The following additional information is also available: Superannuation dividend payments are approximately 5% p.a. after tax. In general, an increment of 3% in salary is expected every year. The long-term return for equity investment is projected to be around 14% per year, whereas bond funds are expected to offer yield of 5% per annum. Investment in term deposits will generate average return of 5% per annum over the next 35 years. Return from low risk managed fund is approximately 6% per year. Average yearly return on all other investments is expected to be around 4% per year. The life expectancy for Terry and Breanna are 80 and 85 years old respectively. The children are expected to be dependent on their parents until they turn 24 years old. Tertiary education will commence when the children turn 19 years old. Terry and Breanna are Australian residents. For calculation of taxable income, use the relevant tax rates provided by the Australian Taxation Office (ATO). Terry has tallied his work-related expenses for the year to be $2,500, which includes $2,000 for return bus fare from home to work during the year. He has also donated $200 to CARE Australia. Breanna has work-related expenses of $1,000, tax deductible gifts totalling $500 and paid $350 for tax return preparation. Both Terry and Breanna provide approximately 9% superannuation contributions via salary sacrifice and their respective employers provide another 10% contribution into their superannuation funds. For the use of credit cards, interest charged for unpaid balance is approximately 21% p.a. A yearly fixed rate of 7% will be incurred for all other types of loan. All debts are amortised over the period of the loan

Question 1

Help Terry and Breanna identify their short-term and long term financial goals.

Question 2 -

i.) Based on the information available to you, construct an income and expense schedule for the couple.

ii.) Create a net worth statement for the couple.
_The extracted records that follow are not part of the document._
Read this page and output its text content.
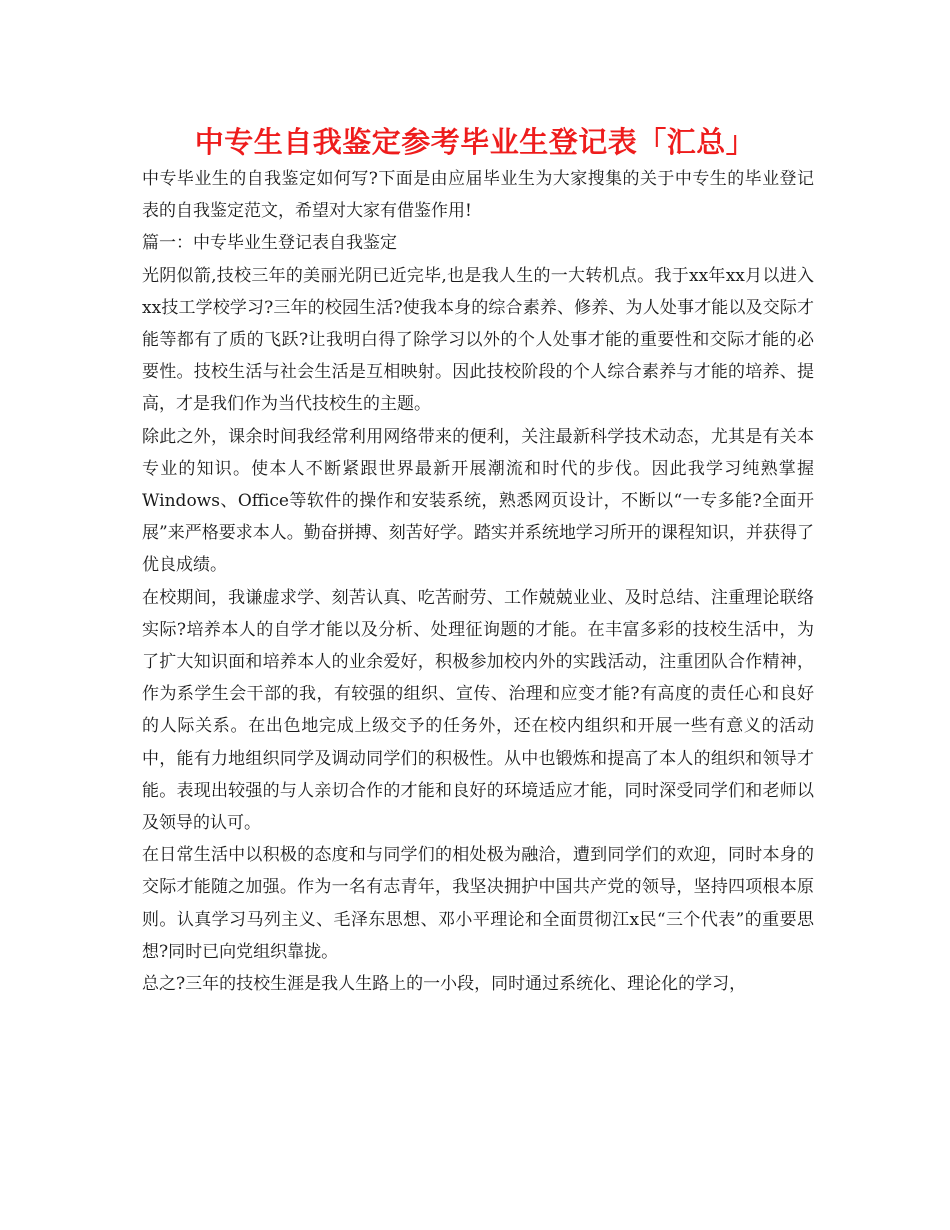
中专生自我鉴定参考毕业生登记表「汇总」

中专毕业生的自我鉴定如何写?下面是由应届毕业生为大家搜集的关于中专生的毕业登记表的自我鉴定范文，希望对大家有借鉴作用!

篇一：中专毕业生登记表自我鉴定

光阴似箭,技校三年的美丽光阴已近完毕,也是我人生的一大转机点。我于xx年xx月以进入xx技工学校学习?三年的校园生活?使我本身的综合素养、修养、为人处事才能以及交际才能等都有了质的飞跃?让我明白得了除学习以外的个人处事才能的重要性和交际才能的必要性。技校生活与社会生活是互相映射。因此技校阶段的个人综合素养与才能的培养、提高，才是我们作为当代技校生的主题。

除此之外，课余时间我经常利用网络带来的便利，关注最新科学技术动态，尤其是有关本专业的知识。使本人不断紧跟世界最新开展潮流和时代的步伐。因此我学习纯熟掌握Windows、Office等软件的操作和安装系统，熟悉网页设计，不断以“一专多能?全面开展”来严格要求本人。勤奋拼搏、刻苦好学。踏实并系统地学习所开的课程知识，并获得了优良成绩。

在校期间，我谦虚求学、刻苦认真、吃苦耐劳、工作兢兢业业、及时总结、注重理论联络实际?培养本人的自学才能以及分析、处理征询题的才能。在丰富多彩的技校生活中，为了扩大知识面和培养本人的业余爱好，积极参加校内外的实践活动，注重团队合作精神，作为系学生会干部的我，有较强的组织、宣传、治理和应变才能?有高度的责任心和良好的人际关系。在出色地完成上级交予的任务外，还在校内组织和开展一些有意义的活动中，能有力地组织同学及调动同学们的积极性。从中也锻炼和提高了本人的组织和领导才能。表现出较强的与人亲切合作的才能和良好的环境适应才能，同时深受同学们和老师以及领导的认可。

在日常生活中以积极的态度和与同学们的相处极为融洽，遭到同学们的欢迎，同时本身的交际才能随之加强。作为一名有志青年，我坚决拥护中国共产党的领导，坚持四项根本原则。认真学习马列主义、毛泽东思想、邓小平理论和全面贯彻江x民“三个代表”的重要思想?同时已向党组织靠拢。

总之?三年的技校生涯是我人生路上的一小段，同时通过系统化、理论化的学习，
Comment on whether they have a negative or positive net worth.

iii.) Using information from the above, calculate the following ratios (make sure you make a brief comment on each ratio).

a. Savings ratio b. Liquidity ratio c. Solvency ratio d. Monthly debt service ratio

Question 3 -

Given the information regarding the home loans given in the background information calculate:

i.) The repayments for their home loan.

ii.) The repayments for their investment home loan.

ii.) How much do they still owe the bank when their twins start university?

(Present an amortisation table for their mortgages. DO NOT VARY THE RATES OR THE REPAYMENT REGULARITY).

Question 4 -

Calculate the amount to be saved at the beginning of each year in order to accumulate $45,000 for each of the twins education, assuming a discount rate of 12% on their savings. They will commence their university study in the month of January.

If instead, they save money at the end of the year, how much do they have to put aside to meet the same education funding goal?

Question 5 -

Terry and Breanna are doubtful about their tax calculation. Using the information provided, calculate the taxable income and tax payable. What tax planning advice can you offer to the couple?

Question 6 -

Terry and Breanna do not have a will. Advise them on the issues they should consider in drawing up a valid will (make sure you include the children in the will).

Question 7 -

Discuss the need for the following covers for both Terry and Breanna.

i. Total permanent disability ii. Trauma iii. Income protection

Question 8

Based on your discussion in parts 1 to 7, provide specific recommendations to allow the couple to achieve their desired goals. Advise them of any potential problems or issues they need to know and suggest alternative plans to overcome them. Support your recommendations with additional calculations.